Intel tech and Lightbits Labs make NVMe/TCP faster

Lightbits Labs is working with Intel to make its NVMe/TCP all-flash arrays almost as fast as RoCe and InfiniBand options, which require much more expensive cabling.

And Intel Capital has plunked an undisclosed sum into the startup to help make it happen. Eran Kirzner, Lightbits Labs CEO, issued a quote: “We are excited to partner with Intel Corporation, and our joint solutions will set the bar for generating new ROI metrics for enterprise and cloud customers.”

Lightbits and Intel have demonstrated NVMe/TCP with a 146μs access latency by using Intel’s Ethernet 800 Series network adapters with application device queues (ADQ) technology.

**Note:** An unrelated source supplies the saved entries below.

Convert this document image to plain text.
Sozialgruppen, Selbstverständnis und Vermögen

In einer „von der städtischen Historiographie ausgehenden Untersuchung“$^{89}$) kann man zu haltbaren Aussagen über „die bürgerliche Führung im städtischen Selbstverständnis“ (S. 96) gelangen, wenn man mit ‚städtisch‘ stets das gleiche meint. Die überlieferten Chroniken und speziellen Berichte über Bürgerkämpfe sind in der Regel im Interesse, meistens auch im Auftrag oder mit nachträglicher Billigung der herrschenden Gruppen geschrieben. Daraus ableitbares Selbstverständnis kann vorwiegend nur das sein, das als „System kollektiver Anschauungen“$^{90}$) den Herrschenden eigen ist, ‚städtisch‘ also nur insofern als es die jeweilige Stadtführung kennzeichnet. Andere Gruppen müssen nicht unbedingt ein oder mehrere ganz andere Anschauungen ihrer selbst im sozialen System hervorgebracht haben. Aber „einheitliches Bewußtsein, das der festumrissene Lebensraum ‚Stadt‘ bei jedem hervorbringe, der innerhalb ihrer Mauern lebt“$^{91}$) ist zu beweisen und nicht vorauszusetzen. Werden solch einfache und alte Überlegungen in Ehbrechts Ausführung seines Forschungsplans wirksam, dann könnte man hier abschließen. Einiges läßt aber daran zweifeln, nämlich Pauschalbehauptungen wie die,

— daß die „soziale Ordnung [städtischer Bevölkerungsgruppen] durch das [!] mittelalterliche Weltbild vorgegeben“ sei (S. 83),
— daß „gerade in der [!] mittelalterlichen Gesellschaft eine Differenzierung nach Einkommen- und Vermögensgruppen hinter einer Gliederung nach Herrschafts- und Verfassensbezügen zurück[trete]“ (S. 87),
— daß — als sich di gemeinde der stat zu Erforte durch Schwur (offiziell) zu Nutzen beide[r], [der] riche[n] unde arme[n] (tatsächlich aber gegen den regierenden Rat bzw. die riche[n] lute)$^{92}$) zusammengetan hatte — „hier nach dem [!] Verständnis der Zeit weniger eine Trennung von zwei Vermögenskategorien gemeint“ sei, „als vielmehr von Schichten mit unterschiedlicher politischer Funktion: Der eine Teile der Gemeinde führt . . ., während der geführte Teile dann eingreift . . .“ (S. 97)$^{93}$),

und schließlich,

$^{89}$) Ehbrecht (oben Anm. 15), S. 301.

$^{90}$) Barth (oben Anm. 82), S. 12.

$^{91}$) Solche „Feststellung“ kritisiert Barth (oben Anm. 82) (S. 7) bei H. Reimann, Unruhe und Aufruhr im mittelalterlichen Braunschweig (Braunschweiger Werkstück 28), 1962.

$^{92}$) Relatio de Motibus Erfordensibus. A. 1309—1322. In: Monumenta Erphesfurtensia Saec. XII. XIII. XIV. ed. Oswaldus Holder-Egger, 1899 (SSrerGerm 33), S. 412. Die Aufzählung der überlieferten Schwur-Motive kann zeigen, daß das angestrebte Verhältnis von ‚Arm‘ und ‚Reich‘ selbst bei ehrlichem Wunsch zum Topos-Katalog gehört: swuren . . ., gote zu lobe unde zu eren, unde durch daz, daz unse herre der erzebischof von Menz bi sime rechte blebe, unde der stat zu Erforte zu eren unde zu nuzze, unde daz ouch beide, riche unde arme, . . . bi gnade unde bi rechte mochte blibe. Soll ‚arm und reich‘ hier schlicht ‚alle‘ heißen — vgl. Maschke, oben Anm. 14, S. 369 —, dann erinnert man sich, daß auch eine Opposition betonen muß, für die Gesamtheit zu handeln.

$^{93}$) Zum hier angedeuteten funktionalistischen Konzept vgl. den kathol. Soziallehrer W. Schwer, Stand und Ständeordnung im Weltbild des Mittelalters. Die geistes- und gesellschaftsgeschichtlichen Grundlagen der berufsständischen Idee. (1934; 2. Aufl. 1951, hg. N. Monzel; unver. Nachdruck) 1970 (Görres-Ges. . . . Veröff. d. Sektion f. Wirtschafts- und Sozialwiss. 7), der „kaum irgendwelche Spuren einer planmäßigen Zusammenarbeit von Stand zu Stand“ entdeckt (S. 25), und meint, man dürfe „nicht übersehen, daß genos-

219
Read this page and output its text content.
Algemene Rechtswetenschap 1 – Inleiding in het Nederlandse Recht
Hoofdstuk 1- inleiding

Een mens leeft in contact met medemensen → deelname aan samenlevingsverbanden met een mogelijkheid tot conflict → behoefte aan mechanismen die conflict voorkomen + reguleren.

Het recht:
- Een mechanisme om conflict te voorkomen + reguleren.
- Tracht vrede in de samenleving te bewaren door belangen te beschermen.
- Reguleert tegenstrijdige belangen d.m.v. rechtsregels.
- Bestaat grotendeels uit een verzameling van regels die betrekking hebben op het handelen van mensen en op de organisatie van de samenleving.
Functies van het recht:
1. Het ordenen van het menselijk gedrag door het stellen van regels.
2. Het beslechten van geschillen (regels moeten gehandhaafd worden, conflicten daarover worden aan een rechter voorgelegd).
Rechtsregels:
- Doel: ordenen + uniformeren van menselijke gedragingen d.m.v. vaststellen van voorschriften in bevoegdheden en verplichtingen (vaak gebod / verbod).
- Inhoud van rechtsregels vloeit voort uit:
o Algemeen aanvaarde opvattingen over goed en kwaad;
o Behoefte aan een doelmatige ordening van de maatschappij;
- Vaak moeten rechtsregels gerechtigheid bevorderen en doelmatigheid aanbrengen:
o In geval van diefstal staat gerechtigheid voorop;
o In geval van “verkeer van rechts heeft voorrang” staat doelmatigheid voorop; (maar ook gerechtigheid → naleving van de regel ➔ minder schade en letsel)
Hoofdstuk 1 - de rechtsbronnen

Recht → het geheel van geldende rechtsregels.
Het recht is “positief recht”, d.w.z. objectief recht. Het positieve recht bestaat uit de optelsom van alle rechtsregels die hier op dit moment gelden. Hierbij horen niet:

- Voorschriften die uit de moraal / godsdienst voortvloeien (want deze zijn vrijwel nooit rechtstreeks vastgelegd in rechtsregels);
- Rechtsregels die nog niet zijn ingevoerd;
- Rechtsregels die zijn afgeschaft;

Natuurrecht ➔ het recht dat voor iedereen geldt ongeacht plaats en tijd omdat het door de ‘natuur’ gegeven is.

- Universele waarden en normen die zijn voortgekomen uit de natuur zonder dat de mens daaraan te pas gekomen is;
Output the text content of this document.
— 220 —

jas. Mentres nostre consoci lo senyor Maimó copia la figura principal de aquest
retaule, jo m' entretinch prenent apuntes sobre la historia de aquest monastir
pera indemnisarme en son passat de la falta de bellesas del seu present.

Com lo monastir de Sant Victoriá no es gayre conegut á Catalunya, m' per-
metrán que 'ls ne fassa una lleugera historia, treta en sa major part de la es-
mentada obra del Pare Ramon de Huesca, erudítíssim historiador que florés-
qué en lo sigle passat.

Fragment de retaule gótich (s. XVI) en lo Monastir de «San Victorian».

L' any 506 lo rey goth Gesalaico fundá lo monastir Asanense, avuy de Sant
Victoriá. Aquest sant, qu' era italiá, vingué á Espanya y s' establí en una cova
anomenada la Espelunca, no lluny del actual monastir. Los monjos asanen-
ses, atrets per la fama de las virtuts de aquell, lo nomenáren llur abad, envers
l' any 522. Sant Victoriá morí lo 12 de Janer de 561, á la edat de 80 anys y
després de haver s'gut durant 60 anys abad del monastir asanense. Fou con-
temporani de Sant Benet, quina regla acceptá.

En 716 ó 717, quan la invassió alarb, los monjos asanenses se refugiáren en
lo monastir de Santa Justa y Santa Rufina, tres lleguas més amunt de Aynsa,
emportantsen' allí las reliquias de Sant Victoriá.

ADQ sets up application specific queues so that high priority packets get dealt with faster. The companies say ADQ enables NVMe oF/TCP to achieve distributed storage performance in the same range as RDMA-based protocols, meaning 100 – 120μs.

The test system also showed up to 70 per cent increase in IOPS at high queue depths. A white paper describes the testing in much more detail.

Composable

The two are so pleased with this that Lightbits will optimise its LightOS to work with an all-flash array using five Intel technologies:

  • Optane persistent memory
  • Intel 3D NAND SSDs based on QLC flash
  • Xeon Scalable processors with artificial intelligence (AI) acceleration capabilities
  • Ethernet 800 Series Network Adapters with Application Device Queues (ADQ) technology.
  • Intel’s FPGAs to handle dedupe and compression

The idea is that Optane DIMMs will make the array operations faster, QLC SSDs will send capacity up and cost/GB down, and the AI-optimised Xeons will speed machine learning and similar work. The LightOS and array will provide a composable and disaggregated storage system.

Remi El-Ouazzane, Intel Data Platforms chief strategy and business development officer, said: “The data centre is being transformed, with disaggregation and composability of resources being essential to meet the efficiency requirements needed to address the explosion of data.

“Our differentiated hardware capabilities coupled with Lightbits innovative NVMe over Fabrics software gives our joint customers an exceptional economic solution to address this strategic inflection point.”

Neither Intel nor Lightbits is providing any details on what composability will mean in practice.